La nostalgia me abruma y perdí la conciencia de mi ancianidad. Una relación de tres años, intensa, sin coincidencias de intereses, excepto los furtivos encuentros de cuerpos sin reparos.
Despedidas que me dejaban incógnitas y
estómago de mariposas salvajes. La perversión crecía y mis deseos se expandían,
los suyos permanecían para luego tornarse exiguos.
Abandonó su casa paterna y alquiló un
monoambiente. No tenía cuadros ni tapices ni sillones. Adentro reinaban
elementos gimnásticos, que daban frío, todo daba a un patio con macetas enormes
en filas perfectas, trazadas con escuadra. Verde sin amor y ninguna flor.

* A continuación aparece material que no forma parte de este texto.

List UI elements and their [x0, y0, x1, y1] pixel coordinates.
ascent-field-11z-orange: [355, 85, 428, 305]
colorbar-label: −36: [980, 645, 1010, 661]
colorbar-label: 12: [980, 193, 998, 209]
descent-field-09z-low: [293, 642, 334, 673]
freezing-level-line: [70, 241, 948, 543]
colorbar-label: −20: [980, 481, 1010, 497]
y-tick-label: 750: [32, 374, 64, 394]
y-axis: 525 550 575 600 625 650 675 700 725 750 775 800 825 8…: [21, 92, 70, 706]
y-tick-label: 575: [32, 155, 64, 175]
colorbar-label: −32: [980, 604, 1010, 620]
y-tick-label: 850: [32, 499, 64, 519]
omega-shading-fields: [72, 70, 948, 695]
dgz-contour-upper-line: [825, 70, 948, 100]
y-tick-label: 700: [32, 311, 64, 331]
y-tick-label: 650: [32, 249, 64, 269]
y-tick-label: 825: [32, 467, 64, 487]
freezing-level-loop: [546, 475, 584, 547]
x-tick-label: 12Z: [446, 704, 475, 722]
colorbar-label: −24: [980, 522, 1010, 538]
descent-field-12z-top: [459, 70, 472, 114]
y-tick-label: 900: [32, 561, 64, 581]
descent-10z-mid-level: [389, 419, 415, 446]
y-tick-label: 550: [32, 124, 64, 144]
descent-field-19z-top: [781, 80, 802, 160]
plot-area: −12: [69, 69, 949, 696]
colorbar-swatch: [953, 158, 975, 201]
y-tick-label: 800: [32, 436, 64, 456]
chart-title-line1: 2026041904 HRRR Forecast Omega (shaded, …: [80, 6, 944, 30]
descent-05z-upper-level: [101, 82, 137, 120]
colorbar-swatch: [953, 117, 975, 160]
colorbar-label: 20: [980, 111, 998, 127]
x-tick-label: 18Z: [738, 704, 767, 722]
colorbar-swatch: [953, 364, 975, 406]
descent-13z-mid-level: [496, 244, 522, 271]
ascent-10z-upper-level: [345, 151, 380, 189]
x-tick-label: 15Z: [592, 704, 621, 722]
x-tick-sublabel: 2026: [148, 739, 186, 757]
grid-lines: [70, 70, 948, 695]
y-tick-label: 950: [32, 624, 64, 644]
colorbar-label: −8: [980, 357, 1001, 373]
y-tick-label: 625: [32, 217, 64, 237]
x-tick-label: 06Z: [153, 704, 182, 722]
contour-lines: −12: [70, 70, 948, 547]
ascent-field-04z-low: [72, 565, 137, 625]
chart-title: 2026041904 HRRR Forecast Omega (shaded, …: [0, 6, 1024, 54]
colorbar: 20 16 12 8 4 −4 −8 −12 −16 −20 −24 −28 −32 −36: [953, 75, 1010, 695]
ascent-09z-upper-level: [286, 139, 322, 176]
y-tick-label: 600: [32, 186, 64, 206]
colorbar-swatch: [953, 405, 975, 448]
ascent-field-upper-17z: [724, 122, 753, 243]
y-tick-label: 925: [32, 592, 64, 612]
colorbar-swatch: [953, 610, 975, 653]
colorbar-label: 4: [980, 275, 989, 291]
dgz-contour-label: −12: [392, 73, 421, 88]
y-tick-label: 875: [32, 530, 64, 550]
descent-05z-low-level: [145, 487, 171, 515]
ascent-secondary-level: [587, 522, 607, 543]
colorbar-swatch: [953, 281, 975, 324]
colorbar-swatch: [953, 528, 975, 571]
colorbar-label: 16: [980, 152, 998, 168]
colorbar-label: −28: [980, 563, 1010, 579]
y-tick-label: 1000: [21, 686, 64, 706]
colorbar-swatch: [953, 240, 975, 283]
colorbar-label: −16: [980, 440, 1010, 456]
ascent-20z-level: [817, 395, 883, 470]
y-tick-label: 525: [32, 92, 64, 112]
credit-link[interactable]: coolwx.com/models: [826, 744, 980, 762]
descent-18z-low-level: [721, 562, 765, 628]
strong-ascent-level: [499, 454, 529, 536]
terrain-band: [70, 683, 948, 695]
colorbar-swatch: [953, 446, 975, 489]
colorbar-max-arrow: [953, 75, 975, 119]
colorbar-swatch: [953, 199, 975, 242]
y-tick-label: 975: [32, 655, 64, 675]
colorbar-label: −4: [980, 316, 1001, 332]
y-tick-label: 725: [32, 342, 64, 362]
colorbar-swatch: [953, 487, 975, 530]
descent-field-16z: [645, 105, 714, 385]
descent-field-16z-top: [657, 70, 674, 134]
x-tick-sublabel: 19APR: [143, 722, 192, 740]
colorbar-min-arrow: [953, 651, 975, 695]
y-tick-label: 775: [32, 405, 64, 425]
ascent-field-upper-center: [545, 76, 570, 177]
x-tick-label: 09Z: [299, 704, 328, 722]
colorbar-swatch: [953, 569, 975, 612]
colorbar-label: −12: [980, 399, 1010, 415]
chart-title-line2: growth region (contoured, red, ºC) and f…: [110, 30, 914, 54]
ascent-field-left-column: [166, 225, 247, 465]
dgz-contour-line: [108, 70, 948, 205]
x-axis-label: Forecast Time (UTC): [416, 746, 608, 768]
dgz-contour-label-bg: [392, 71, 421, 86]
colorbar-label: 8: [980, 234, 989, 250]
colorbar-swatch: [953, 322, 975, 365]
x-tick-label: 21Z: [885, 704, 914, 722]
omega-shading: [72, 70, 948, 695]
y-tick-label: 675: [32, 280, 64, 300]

Preparó un licuado con vegetales y leche de
soja. Delante de su mini casa fueron a vivir unas chicas, que lo usaban para
computear sus apuntes de la Facultad.
—Me tienen harto, es todos los días, no les
digo nada porque hay dos tan lindas.
Me pegó una estocada en el corazón. Pasó
tiempo y me dediqué a sufrir, es lo que mejor hago.
Empezó en un gimnasio, donde trabajaba
compulsivo. Apareció una señora que le enseñó elementos de Yoga al empezar sus
ejercicios y a cerrarlos al terminar. Yo no sabía nada, me enteré por terceros.
Visitaba a la señora, que le abría la puerta todos los días. A mí, me la cerró
para siempre.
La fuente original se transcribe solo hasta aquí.